Are you sure? This poll says otherwise (it’s dated July 20)

I think the key for Lieberman is if he’s able to maintain the endorsements he had going into the primary. I can see 3 scenarios, and I don’t know which one is going to play out:

  1. Clinton and at least a few other big-name Dems maintain their support for JL thru the November election. JL wins pretty easily.

  2. Clinton and the other Dems drop JL, but don’t throw their support behind Lamant. That makes it a tough fight, and depends on how JL runs his campaign. I think he has a good chance to win, but it’s not slam dunk.

  3. Some of the big-name Dems throw their support behind Lamant. JL is toast, and might even pull out.

I keep hearing talking heads on the news saying they have “umimpeachable sources” that tell them Lieberman is going to run no matter what. I don’t know who those sources are-- except that they obviously aren’t Clinton. :slight_smile:

I did not say I was sure, in any case, from the link:

That means this comes just before the polls turned real ugly for Lieberman, He then began to improve as soon he became more public against Bush, too late.

Then Lieberman had the support of many important democrats. Last I saw in the news, the support is beginning to go for the winner of the contest, as it should be, this is an item that no previous poll IMO had had to deal with. I’m mindful that Lieberman can still win, but I see him winning only if he continues to jump on Bush to reinforce the idea he has seen the light (Great headlines coming soon from the otherwise lazy mainstream media) This is the reason why I personally don’t see this as a democratic disaster as many on the right are bloviating about.

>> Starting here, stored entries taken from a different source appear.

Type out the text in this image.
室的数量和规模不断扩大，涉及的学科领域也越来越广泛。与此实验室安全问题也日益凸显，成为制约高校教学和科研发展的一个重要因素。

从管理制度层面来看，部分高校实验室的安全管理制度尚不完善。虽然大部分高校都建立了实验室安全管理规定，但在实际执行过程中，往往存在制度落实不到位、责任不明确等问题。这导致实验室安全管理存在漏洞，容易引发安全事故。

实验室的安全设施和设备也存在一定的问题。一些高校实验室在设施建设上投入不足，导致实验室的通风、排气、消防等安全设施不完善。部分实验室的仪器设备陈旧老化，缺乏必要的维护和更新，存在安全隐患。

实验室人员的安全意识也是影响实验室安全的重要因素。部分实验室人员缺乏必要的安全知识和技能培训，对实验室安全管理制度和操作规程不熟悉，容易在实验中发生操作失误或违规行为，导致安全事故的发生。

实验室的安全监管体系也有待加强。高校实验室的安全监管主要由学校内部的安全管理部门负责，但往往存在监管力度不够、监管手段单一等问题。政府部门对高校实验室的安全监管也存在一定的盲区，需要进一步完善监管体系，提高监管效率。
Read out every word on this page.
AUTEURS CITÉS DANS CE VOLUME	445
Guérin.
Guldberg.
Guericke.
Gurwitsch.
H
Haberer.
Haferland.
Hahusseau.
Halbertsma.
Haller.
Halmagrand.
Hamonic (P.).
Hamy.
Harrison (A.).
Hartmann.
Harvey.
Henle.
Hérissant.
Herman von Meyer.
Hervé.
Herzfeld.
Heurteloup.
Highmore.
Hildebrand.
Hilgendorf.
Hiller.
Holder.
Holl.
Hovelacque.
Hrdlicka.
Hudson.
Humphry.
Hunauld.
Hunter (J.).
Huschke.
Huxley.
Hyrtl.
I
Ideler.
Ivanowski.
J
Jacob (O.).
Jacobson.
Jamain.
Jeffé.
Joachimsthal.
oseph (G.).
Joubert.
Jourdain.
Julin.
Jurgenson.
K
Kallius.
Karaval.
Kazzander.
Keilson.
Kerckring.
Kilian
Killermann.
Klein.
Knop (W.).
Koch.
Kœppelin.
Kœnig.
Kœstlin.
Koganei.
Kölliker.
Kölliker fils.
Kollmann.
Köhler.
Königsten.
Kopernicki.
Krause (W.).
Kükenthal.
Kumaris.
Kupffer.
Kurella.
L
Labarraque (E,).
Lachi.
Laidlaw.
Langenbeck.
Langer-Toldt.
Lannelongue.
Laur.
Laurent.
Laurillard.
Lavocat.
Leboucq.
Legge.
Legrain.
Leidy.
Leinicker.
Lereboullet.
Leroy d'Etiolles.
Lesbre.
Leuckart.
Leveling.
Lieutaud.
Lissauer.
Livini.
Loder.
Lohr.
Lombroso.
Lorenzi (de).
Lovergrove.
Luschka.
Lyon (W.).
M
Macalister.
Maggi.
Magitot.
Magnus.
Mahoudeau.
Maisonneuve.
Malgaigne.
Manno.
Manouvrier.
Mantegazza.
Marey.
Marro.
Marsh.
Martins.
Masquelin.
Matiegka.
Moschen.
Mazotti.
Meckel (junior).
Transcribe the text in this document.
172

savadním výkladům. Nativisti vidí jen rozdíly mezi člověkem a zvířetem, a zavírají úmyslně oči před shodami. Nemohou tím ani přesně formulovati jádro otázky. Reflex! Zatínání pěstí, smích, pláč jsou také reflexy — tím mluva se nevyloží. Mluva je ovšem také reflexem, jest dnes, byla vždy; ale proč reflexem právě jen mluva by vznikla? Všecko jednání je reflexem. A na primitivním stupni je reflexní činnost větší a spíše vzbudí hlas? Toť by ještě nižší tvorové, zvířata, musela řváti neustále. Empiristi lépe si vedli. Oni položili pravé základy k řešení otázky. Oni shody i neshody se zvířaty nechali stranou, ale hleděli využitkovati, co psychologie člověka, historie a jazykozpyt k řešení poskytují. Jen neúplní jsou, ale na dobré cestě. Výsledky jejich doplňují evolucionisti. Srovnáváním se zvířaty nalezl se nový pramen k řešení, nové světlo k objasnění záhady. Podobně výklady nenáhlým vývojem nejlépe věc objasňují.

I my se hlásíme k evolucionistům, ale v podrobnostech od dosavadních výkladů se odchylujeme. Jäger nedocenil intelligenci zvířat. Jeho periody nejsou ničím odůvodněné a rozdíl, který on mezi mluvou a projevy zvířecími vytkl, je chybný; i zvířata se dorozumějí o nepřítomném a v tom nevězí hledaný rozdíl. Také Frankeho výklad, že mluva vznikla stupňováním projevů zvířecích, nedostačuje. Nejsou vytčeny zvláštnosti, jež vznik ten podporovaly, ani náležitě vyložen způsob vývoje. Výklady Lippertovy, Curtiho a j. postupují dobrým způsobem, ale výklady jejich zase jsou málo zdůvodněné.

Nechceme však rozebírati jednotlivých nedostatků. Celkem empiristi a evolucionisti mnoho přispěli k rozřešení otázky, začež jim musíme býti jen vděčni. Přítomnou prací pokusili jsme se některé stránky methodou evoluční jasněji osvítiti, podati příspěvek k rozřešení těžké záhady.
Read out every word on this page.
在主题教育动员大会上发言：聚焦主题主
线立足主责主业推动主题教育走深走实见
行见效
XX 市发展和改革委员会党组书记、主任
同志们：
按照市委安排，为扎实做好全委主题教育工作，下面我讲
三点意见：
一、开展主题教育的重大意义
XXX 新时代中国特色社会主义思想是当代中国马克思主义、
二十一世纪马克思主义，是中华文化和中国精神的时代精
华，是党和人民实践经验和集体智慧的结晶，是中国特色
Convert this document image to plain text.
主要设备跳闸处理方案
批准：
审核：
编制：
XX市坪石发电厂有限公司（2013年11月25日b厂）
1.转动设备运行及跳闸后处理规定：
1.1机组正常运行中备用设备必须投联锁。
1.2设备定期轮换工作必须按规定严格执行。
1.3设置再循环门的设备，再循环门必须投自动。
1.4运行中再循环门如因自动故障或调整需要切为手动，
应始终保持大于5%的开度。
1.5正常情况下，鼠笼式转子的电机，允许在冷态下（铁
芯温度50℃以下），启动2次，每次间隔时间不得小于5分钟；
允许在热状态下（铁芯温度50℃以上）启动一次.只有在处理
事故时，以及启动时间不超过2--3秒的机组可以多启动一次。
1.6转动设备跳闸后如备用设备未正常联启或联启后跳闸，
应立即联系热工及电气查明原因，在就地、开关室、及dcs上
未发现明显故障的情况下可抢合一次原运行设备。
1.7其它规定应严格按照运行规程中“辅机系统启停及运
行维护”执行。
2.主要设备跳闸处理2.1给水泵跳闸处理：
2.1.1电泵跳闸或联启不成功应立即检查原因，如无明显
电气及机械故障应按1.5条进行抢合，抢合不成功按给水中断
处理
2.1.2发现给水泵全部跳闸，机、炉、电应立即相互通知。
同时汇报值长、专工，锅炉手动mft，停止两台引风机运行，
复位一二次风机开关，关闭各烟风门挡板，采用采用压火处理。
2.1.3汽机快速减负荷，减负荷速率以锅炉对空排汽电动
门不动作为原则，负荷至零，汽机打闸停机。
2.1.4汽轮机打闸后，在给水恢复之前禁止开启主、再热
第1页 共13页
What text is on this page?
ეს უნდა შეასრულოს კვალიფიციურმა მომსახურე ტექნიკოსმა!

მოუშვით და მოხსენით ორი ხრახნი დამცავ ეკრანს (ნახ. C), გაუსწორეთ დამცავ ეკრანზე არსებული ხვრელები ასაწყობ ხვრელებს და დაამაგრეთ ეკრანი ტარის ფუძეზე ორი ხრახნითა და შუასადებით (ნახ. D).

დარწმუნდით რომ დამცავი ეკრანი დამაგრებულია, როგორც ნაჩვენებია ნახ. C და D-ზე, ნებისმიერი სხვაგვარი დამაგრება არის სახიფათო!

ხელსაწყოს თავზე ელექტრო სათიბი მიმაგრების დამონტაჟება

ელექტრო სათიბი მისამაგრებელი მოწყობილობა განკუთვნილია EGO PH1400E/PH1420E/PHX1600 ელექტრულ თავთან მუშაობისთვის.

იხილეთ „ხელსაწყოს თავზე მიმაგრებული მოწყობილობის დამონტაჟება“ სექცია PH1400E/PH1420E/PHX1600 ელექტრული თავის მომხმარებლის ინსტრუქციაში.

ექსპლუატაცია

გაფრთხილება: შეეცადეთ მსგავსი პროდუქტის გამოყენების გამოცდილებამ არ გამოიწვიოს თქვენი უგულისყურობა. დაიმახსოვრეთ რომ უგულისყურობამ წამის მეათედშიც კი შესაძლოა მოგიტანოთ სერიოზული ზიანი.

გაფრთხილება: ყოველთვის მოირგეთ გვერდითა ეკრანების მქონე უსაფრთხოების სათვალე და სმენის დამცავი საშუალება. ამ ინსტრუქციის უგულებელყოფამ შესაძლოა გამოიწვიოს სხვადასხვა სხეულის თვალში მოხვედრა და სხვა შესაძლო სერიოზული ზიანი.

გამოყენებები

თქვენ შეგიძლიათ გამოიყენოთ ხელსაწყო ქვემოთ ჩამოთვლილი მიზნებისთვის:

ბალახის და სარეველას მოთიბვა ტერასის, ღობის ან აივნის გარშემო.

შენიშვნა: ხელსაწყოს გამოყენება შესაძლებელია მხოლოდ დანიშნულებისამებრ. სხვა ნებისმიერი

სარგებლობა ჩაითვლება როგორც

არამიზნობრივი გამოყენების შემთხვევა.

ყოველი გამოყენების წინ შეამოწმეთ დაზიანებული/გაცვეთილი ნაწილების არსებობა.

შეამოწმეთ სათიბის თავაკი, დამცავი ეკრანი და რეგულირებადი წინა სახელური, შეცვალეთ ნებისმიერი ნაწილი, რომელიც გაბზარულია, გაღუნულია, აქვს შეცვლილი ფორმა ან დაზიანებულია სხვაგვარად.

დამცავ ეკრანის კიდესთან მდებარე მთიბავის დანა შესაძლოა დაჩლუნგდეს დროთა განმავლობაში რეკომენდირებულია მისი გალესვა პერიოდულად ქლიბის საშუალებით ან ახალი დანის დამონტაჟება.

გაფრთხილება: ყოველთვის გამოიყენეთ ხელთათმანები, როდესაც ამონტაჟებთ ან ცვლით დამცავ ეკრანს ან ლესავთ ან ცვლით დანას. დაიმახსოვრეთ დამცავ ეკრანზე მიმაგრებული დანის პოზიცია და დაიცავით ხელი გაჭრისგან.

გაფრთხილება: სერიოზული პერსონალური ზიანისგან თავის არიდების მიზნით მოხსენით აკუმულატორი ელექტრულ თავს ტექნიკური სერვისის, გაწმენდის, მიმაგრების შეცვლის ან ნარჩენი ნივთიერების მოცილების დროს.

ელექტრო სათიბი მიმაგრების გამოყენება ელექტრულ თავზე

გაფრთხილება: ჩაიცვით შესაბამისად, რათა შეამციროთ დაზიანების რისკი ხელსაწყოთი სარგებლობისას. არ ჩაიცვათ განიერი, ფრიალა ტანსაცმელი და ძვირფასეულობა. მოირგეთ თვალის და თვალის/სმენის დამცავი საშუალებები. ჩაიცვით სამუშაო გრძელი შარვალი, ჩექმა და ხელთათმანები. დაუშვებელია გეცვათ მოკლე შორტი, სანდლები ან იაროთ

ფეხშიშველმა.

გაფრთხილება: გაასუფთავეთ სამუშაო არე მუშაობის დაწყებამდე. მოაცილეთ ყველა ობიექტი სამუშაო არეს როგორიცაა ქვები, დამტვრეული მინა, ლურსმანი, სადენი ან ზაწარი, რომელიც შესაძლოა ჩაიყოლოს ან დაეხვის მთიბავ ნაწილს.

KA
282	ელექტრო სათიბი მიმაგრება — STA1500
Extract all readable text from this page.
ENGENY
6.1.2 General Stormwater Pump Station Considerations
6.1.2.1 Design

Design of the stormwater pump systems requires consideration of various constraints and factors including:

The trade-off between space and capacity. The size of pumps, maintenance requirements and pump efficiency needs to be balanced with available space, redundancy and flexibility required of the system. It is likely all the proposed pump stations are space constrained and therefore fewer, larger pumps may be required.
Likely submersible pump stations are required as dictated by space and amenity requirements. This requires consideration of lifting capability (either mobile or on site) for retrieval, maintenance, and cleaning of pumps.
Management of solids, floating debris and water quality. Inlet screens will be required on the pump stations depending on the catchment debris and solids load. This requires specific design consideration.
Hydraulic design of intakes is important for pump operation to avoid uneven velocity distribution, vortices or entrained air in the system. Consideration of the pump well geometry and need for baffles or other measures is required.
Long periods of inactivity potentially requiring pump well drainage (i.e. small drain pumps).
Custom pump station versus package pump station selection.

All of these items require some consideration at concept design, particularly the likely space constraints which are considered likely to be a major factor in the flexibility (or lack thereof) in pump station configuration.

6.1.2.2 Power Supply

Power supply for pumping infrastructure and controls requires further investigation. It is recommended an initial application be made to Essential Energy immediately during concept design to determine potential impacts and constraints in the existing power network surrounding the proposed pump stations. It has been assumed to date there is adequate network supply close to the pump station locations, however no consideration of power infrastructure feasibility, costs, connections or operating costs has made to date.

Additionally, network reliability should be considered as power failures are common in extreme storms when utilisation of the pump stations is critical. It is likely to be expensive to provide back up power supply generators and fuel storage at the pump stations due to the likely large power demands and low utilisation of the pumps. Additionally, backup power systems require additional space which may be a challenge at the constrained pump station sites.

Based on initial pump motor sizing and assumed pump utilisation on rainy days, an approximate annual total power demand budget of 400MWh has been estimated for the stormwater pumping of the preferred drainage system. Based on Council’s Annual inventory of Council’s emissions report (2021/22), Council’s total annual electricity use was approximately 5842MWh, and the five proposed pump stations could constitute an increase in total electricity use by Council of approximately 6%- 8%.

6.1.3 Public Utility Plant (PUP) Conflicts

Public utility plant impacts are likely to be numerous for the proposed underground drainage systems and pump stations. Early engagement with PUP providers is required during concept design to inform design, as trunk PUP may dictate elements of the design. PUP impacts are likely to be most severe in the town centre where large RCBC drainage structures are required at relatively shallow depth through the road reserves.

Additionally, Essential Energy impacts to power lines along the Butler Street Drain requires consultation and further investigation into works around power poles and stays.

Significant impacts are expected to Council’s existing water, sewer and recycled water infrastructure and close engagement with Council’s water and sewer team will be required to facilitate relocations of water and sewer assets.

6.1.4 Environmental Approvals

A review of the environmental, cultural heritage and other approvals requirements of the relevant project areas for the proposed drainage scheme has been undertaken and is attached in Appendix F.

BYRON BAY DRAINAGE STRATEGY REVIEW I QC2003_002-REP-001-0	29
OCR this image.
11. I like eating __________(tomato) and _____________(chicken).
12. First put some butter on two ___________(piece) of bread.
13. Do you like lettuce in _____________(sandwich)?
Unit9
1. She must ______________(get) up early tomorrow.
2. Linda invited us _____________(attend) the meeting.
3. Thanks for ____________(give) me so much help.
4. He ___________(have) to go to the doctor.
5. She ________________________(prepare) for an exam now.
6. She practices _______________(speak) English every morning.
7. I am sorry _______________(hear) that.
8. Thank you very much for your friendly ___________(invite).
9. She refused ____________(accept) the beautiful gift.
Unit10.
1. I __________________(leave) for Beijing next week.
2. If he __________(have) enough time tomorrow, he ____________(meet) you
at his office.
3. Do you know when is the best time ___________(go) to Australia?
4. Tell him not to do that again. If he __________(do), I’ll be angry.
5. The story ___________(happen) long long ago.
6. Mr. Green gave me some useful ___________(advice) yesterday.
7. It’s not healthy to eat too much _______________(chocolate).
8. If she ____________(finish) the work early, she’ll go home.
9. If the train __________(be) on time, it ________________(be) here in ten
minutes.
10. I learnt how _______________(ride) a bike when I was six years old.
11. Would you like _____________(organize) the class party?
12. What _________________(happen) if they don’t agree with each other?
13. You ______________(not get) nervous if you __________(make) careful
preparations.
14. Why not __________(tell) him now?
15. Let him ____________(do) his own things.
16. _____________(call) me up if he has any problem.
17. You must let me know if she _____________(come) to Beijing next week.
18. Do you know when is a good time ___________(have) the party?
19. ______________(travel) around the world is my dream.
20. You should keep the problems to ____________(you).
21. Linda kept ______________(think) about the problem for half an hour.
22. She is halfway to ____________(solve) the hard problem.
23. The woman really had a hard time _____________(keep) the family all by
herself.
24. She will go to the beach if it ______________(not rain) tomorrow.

Of course his victory will happen only if he shows he is not relying in Republicans, A tall order based on amusing “partisan” remarks from Lieberman at his “concession” speech. I do think his now apparent burning of bridges idea will not be amusing to the Democratic voters and neither to the Republicans: Lieberman will have to show how mainstream he still is, since the mainstream is going against the Iraq war and other things Republican, I do think it is the Republicans that should had been more careful on what they claimed they wished.